REPUBBLICA Genova Alcolici a ragazzina di 13 anni, denunciato il barista Sarzana, la minorenne aveva 2 grammi d'alcool per litro di sangue Ha dato da bere alcolici a una ragazzina di 13 anni che quando è tornata a casa con 2 grammi d'alcol per litro di sangue si è sentita male e è stata ricoverata. E' successo a Sarzana dove il barista di 45 anni ha servito superalcolici a due ragazzine di 13 e 14 anni. Il barista ha preso le ordinazioni servendo loro due cocktail alcolici. Appena arrivata a casa la tredicenne si è sentita male accusando un malore fino a svenire.
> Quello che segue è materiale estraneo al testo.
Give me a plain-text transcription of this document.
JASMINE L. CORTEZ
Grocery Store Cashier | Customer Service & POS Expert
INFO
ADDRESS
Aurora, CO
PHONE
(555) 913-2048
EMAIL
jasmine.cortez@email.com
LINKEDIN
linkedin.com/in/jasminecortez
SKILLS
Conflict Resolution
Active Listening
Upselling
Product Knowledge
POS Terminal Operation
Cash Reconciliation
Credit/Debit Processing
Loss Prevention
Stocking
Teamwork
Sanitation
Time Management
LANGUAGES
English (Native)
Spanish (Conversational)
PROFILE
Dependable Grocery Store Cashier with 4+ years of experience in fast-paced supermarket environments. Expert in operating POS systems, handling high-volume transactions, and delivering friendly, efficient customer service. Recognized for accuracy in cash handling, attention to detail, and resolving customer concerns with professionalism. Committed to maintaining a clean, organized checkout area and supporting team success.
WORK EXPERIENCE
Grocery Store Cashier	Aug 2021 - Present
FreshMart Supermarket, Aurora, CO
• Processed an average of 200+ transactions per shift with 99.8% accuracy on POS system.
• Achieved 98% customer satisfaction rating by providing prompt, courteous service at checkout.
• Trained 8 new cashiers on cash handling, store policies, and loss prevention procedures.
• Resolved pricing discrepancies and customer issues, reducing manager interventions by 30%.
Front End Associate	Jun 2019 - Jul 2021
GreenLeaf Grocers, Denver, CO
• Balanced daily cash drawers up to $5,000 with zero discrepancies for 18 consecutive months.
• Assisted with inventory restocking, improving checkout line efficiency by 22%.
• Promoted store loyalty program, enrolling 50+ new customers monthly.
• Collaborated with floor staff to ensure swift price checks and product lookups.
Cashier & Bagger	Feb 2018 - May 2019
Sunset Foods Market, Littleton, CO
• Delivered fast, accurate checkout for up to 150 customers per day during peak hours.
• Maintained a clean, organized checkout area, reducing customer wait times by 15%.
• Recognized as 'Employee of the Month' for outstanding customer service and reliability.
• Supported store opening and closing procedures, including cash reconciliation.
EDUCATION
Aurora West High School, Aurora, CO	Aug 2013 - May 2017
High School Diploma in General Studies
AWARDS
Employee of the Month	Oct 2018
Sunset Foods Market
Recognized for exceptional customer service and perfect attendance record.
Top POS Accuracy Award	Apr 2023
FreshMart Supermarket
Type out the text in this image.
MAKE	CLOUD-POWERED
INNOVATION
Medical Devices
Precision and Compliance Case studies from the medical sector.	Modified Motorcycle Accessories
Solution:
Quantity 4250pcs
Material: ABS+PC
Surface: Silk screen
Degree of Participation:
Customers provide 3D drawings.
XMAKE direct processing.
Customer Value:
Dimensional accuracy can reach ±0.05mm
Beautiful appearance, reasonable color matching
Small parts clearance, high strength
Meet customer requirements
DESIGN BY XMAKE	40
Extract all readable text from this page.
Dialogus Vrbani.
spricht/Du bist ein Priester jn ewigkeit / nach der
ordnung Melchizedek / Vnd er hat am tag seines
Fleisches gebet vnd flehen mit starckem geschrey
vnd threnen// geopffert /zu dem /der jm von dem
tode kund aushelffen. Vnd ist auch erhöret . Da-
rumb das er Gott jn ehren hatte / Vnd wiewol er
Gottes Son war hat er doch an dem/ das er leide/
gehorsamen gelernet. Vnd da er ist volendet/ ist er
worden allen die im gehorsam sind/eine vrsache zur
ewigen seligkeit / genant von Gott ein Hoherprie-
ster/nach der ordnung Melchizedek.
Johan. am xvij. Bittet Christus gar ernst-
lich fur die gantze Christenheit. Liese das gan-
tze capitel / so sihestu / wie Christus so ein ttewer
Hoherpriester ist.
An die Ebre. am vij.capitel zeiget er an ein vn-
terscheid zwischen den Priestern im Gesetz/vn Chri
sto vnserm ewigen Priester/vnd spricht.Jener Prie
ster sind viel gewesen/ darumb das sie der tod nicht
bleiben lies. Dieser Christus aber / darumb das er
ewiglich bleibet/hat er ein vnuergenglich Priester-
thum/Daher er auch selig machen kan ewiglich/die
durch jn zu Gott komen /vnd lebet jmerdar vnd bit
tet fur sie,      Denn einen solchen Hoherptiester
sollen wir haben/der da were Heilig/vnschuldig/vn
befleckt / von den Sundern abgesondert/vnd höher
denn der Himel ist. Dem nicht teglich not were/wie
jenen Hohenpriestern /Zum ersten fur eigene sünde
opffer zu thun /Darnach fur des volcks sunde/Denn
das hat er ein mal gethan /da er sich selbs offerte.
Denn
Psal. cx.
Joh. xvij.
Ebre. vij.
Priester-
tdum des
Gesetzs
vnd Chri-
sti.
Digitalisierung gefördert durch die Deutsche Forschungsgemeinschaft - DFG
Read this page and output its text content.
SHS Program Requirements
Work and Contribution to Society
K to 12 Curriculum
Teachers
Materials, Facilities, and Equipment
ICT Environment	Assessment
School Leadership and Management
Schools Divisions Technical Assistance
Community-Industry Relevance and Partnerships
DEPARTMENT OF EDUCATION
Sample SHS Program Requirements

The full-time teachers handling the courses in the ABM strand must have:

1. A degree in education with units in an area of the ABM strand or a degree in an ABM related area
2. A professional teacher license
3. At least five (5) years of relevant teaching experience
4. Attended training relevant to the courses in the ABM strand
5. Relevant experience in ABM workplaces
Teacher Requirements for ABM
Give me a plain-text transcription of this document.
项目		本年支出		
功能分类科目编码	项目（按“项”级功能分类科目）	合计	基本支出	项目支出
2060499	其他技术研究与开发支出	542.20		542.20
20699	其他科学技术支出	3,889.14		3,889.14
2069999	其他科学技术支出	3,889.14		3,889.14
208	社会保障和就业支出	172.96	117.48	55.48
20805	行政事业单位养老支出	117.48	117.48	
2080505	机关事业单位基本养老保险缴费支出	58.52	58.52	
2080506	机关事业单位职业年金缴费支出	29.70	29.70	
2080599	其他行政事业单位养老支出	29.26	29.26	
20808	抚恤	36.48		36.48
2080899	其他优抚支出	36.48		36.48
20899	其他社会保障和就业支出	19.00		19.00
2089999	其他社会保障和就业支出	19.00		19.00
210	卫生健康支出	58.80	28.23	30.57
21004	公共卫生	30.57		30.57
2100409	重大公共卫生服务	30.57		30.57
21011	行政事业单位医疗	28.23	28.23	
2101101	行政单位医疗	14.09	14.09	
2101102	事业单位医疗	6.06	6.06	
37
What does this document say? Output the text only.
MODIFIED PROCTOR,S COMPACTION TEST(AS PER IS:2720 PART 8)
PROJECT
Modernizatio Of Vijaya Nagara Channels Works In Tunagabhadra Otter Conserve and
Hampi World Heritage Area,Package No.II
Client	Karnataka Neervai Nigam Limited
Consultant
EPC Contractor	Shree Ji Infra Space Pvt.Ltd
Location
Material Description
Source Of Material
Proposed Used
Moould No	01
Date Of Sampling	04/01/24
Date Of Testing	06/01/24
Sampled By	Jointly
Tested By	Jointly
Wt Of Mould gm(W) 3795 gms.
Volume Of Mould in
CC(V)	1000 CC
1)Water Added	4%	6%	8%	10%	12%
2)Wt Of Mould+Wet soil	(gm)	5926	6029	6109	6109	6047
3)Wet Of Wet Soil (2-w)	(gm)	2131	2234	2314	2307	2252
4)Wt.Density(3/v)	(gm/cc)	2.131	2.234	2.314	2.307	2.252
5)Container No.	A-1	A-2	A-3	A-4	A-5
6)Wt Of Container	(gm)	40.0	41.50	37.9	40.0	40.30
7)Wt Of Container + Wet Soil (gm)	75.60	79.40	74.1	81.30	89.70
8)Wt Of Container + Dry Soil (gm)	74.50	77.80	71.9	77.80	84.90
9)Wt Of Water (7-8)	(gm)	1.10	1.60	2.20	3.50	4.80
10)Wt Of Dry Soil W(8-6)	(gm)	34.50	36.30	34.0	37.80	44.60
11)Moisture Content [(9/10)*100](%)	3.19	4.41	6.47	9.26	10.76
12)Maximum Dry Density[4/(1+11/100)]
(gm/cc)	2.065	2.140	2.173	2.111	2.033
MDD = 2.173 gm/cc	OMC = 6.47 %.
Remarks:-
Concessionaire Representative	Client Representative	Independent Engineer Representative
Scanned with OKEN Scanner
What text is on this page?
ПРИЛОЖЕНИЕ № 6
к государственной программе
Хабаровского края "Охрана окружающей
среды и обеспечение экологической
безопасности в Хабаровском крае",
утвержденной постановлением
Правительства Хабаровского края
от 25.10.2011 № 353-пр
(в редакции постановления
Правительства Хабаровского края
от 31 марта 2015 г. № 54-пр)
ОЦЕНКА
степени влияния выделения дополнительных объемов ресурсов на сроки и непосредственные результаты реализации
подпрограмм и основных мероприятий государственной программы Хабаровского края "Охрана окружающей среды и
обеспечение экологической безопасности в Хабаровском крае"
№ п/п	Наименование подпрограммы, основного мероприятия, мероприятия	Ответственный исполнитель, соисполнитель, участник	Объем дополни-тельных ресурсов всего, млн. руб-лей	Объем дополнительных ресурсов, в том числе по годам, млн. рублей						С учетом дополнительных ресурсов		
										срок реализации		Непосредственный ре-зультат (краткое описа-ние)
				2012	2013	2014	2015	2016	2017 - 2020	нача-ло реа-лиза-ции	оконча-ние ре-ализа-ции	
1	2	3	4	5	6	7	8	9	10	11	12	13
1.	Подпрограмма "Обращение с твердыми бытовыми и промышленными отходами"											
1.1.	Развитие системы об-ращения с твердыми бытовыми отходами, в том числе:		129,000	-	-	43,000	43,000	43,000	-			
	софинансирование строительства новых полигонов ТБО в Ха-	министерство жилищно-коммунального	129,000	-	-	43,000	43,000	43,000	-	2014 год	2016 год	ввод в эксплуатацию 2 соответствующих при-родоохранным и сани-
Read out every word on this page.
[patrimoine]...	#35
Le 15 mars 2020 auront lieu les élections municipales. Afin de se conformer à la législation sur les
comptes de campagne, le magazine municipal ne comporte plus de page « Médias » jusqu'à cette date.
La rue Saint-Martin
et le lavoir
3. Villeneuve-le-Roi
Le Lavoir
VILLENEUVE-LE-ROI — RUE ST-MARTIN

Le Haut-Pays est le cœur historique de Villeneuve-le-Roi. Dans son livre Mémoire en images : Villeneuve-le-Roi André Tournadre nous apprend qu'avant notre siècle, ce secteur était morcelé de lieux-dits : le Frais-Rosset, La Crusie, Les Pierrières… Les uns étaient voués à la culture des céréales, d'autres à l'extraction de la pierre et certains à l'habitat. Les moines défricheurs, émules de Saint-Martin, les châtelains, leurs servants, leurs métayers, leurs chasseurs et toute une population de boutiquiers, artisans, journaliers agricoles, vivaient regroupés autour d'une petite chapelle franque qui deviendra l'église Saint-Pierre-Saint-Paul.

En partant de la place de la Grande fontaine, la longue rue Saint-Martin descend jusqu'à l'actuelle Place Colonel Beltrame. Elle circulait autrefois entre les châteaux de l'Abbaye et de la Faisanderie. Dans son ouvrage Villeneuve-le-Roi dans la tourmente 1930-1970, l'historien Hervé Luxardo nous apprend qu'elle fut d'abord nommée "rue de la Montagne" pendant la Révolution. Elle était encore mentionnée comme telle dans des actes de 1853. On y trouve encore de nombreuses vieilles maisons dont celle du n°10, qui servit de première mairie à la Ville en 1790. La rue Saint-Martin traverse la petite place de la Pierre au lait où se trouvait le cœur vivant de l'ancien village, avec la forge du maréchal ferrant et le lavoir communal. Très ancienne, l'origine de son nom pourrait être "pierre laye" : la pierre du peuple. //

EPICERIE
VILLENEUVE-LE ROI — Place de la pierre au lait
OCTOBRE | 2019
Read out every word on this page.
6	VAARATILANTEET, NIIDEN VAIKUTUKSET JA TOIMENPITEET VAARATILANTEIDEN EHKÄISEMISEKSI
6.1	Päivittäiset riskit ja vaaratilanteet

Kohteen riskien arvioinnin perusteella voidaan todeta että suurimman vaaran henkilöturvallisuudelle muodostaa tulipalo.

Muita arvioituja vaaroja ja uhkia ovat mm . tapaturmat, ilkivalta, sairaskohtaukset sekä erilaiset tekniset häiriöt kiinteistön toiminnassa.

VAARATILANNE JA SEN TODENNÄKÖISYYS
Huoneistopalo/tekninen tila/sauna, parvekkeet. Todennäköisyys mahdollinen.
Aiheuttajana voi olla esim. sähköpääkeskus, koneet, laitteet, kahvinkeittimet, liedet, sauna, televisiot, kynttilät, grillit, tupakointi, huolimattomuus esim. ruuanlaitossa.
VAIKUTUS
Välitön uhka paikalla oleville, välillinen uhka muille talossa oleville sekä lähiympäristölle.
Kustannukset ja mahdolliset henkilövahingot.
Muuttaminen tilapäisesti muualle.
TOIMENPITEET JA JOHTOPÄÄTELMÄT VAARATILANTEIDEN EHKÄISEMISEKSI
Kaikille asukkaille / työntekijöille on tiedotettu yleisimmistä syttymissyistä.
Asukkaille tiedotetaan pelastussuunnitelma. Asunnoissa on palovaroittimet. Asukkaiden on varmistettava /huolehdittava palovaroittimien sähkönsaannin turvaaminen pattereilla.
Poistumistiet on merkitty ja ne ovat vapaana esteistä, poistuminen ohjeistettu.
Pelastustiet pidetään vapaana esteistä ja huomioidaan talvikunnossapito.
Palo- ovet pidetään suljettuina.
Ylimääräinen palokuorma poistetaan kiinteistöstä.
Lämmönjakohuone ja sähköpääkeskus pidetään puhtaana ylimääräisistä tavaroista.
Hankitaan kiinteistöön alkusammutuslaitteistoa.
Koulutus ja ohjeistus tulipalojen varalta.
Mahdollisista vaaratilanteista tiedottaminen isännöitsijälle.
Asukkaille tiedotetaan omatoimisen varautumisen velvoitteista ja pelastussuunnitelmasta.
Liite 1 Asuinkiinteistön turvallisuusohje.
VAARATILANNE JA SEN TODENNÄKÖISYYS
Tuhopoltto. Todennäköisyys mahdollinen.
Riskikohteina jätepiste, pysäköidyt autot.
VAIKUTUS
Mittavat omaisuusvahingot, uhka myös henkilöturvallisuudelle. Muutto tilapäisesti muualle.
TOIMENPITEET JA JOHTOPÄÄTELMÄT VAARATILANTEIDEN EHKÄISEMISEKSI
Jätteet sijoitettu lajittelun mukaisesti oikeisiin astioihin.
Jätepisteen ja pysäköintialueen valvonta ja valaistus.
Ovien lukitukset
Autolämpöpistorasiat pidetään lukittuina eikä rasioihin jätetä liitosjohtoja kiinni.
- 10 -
Le indagini, scaturite dalla denuncia della famiglia della ragazza, hanno portato alla denuncia del barista.

CITTADELLASPEZIA.COM Minorenni in coma etilico, Consulta: "Associazioni di categoria non facciano finta di nulla" Sarzana - “Apprendiamo dell'intervento da parte delle Forze di Polizia che hanno incastrato un barista che somministrando bevande alcoliche ha mandato in coma etilico due minorenni”. Così il presidente della consulta del centro storico di Sarzana Massimiliano Giampedroni in merito a quanto avvenuto in un bar cittadino. “Speriamo – aggiunge - che con l'arrivo della stagione estiva i controlli si moltiplichino; chi somministra bevande alcoliche a minorenni rischia una pena fino a un anno di reclusione, una sanzione amministrativa fino a 25 mila euro e la sospensione dell’attività per tre mesi. Solo pochi mesi fa la Consulta del Centro Storico sensibilizzò tanti gestori di bar del centro storico con l'iniziativa "Alcool il massimo è zero", spiegando loro i danni che produce l'alcool nei minorenni e aggiornandoli sugli obblighi di legge ma per questo esercente evidentemente conta vendere e incassare e la salute dei giovani conta poco”. Giampedroni sottolinea: “Da subito fummo criticati da tutti i rappresentanti delle associazioni di categoria che si indispettirono facendoci notare come le categorie e i gestori non hanno bisogno di sollecitazioni. Questo è il risultato di una difesa d'ufficio. Mettere la testa sotto la sabbia non serve a nessuno, spero che ora lo capiscano tutti. Come sempre, ad ogni segnalazione da parte dei cittadini sulla vendita di bevande alcoliche a minorenni o presunti tali, faremo seguire una denuncia formale alle Forze dell'Ordine. Un giovane su quattro tra i 15 e i 29 anni muore per cause connesse all'uso dell'alcool ed è necessario andare avanti in questa battaglia”. (*)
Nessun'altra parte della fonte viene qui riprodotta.